North Korea's anointed heir Kim Jong Un led a solemn procession of mourners Tuesday to the glass coffin of his father and longtime ruler -- a strong indication that a smooth leadership transition was under way in the country known for secrecy and unpredictability.

Weeping members of North Korea's elite filed past the body of Kim Jong Il, which was draped in red cloth and surrounded by stony-faced honor guards and dozens of red and white flowers.

State media fed a budding personality cult around his youngest known son, hailing him as a "lighthouse of hope" as the country was awash in a "sea of tears and grief."

The bier was located in a hall of the Kumsusan Memorial Palace, a mausoleum where the embalmed body of Kim Jong Il's father and North Korean founder Kim Il Sung has been on view in a glass sarcophagus since his death in 1994.

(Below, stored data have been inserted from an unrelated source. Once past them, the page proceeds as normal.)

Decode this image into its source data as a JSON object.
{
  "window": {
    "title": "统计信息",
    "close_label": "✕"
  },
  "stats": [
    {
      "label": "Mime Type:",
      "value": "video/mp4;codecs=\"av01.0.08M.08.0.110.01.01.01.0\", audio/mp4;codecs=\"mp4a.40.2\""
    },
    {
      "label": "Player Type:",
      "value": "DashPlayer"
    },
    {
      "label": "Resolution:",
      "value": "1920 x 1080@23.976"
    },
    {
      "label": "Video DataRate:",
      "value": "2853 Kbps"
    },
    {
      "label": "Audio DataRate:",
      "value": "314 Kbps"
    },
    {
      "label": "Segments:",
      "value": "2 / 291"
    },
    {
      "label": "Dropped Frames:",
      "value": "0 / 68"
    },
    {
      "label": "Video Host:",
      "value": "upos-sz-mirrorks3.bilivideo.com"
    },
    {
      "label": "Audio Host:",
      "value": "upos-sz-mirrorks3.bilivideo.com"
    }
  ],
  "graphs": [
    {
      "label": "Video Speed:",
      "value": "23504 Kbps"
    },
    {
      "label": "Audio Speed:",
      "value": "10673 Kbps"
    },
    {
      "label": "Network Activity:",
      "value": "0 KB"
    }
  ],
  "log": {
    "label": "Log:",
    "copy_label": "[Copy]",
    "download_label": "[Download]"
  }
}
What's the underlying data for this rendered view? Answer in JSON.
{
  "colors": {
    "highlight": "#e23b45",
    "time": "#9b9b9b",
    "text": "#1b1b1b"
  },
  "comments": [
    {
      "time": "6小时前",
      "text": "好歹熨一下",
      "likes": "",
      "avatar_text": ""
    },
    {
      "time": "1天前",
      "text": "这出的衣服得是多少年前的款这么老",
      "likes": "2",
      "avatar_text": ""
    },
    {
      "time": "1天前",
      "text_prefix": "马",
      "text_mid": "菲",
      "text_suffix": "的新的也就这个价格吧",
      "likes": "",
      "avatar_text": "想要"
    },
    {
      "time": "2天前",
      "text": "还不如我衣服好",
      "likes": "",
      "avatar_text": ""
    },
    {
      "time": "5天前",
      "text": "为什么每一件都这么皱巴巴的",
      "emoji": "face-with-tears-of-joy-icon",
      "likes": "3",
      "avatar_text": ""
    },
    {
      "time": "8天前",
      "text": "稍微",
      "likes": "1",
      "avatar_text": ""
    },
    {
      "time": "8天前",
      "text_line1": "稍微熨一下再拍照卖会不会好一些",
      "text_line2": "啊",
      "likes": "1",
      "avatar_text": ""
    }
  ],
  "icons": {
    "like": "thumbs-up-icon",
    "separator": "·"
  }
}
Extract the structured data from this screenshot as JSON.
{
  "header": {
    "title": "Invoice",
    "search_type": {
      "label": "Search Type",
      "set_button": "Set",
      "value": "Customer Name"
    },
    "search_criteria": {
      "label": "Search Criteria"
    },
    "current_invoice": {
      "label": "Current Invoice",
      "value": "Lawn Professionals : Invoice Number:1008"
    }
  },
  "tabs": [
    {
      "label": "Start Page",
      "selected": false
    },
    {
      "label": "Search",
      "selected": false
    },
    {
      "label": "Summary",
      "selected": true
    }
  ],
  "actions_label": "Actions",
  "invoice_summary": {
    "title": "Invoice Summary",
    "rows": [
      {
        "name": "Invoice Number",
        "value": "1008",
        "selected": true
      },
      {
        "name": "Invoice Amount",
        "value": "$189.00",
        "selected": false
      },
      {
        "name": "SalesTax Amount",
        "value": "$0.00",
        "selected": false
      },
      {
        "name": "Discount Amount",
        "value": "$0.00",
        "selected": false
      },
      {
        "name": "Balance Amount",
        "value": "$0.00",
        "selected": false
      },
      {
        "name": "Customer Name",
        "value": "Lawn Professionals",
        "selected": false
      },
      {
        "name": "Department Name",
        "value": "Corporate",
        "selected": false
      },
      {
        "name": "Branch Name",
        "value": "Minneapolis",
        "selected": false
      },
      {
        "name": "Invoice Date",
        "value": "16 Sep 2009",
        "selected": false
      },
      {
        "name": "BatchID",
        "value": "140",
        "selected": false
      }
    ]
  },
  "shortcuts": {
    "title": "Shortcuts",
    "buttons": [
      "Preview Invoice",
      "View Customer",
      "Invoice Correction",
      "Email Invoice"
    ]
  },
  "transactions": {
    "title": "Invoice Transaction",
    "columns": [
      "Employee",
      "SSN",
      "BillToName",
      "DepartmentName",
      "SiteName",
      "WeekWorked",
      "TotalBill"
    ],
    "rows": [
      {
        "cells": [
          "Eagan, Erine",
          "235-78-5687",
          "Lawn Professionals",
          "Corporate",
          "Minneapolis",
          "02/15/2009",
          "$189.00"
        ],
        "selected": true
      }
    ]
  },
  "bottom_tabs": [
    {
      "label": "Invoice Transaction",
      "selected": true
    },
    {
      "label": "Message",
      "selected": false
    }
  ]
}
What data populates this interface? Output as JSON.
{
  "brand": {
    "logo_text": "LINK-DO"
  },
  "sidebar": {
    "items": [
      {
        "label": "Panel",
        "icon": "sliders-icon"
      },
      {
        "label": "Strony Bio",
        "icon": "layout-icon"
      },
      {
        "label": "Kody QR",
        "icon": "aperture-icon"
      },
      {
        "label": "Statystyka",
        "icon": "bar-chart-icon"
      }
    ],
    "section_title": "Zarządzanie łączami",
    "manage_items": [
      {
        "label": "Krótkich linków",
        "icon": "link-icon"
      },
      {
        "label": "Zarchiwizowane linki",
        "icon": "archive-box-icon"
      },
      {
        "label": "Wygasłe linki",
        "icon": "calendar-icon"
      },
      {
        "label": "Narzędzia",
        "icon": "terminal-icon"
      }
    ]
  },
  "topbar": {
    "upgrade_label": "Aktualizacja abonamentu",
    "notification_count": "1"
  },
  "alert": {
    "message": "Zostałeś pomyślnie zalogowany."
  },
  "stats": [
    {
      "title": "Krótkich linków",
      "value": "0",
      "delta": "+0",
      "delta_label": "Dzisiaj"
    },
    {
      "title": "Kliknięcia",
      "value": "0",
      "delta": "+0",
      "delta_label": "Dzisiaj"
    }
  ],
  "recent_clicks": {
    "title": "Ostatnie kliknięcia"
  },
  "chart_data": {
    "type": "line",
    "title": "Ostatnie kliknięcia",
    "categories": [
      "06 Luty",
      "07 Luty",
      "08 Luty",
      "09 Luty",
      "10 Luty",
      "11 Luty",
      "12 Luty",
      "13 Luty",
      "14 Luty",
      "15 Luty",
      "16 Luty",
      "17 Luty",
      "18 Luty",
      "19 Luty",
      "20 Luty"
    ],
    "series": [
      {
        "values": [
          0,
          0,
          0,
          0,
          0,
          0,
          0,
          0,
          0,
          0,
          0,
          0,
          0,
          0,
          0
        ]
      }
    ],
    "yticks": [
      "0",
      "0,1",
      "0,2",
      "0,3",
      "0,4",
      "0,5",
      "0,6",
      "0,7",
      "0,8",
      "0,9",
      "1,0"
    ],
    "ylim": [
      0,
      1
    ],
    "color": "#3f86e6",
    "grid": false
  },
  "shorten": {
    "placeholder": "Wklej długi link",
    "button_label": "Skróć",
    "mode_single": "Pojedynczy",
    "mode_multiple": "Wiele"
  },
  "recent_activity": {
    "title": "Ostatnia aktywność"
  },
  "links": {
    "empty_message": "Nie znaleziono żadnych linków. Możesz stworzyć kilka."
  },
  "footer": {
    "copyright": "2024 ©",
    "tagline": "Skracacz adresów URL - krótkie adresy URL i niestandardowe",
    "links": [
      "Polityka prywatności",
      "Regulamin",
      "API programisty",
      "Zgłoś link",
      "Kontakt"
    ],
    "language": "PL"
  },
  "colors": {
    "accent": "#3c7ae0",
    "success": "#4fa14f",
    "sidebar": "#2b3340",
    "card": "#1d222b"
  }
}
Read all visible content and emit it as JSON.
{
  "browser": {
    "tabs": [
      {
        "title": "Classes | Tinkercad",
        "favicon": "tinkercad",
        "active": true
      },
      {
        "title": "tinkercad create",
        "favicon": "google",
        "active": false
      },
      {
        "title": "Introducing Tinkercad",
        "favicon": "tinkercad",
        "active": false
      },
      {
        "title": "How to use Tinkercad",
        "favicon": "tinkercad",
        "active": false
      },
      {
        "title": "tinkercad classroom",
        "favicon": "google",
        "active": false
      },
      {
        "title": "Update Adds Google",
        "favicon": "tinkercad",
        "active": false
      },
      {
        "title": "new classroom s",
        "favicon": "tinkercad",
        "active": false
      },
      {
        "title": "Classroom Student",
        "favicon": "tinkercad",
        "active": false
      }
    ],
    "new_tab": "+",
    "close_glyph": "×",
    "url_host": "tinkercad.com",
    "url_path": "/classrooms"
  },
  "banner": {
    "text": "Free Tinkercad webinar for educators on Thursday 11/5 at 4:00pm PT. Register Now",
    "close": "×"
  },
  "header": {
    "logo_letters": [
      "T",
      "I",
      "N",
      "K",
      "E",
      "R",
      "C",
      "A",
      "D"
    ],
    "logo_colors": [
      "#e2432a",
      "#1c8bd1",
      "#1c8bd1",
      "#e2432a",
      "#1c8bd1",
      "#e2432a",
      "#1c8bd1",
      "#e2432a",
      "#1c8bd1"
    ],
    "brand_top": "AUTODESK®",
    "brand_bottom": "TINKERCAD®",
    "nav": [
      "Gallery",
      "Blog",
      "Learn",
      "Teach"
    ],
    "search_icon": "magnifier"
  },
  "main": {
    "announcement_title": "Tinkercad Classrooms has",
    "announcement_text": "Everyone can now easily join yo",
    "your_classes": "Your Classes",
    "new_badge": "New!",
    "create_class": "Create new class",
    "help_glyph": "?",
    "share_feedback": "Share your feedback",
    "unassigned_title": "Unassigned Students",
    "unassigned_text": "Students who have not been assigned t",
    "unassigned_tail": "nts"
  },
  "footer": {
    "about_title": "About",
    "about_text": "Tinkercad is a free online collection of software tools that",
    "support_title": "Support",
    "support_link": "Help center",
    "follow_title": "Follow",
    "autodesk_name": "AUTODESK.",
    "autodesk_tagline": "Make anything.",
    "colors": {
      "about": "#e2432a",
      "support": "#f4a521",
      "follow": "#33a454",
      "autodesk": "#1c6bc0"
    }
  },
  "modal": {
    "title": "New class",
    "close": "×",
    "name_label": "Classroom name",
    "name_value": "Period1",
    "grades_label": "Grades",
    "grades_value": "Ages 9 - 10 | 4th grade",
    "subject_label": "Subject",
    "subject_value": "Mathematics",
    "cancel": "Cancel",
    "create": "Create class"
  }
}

Kim Jong Il's son and heir, Kim Jong Un, 27, wore a black Mao-style suit, his hair cropped closely on the sides but longer on top, as he walked with much older officials in suits and military uniforms.

With the country in an 11-day period of official mourning, flags were at half-staff at all military units, factories, businesses, farms and public buildings. The streets of Pyongyang were quiet, but throngs gathered at landmarks honoring Kim.

Kim Jong Il died of a heart attack on Saturday caused by overwork and stress, according to North Korean media. He was 69 -- although some experts question the official accounts of the date and place of his birth.

A state funeral is set for next Wednesday in Pyongyang, to be followed by a national memorial service the next day, according to state media.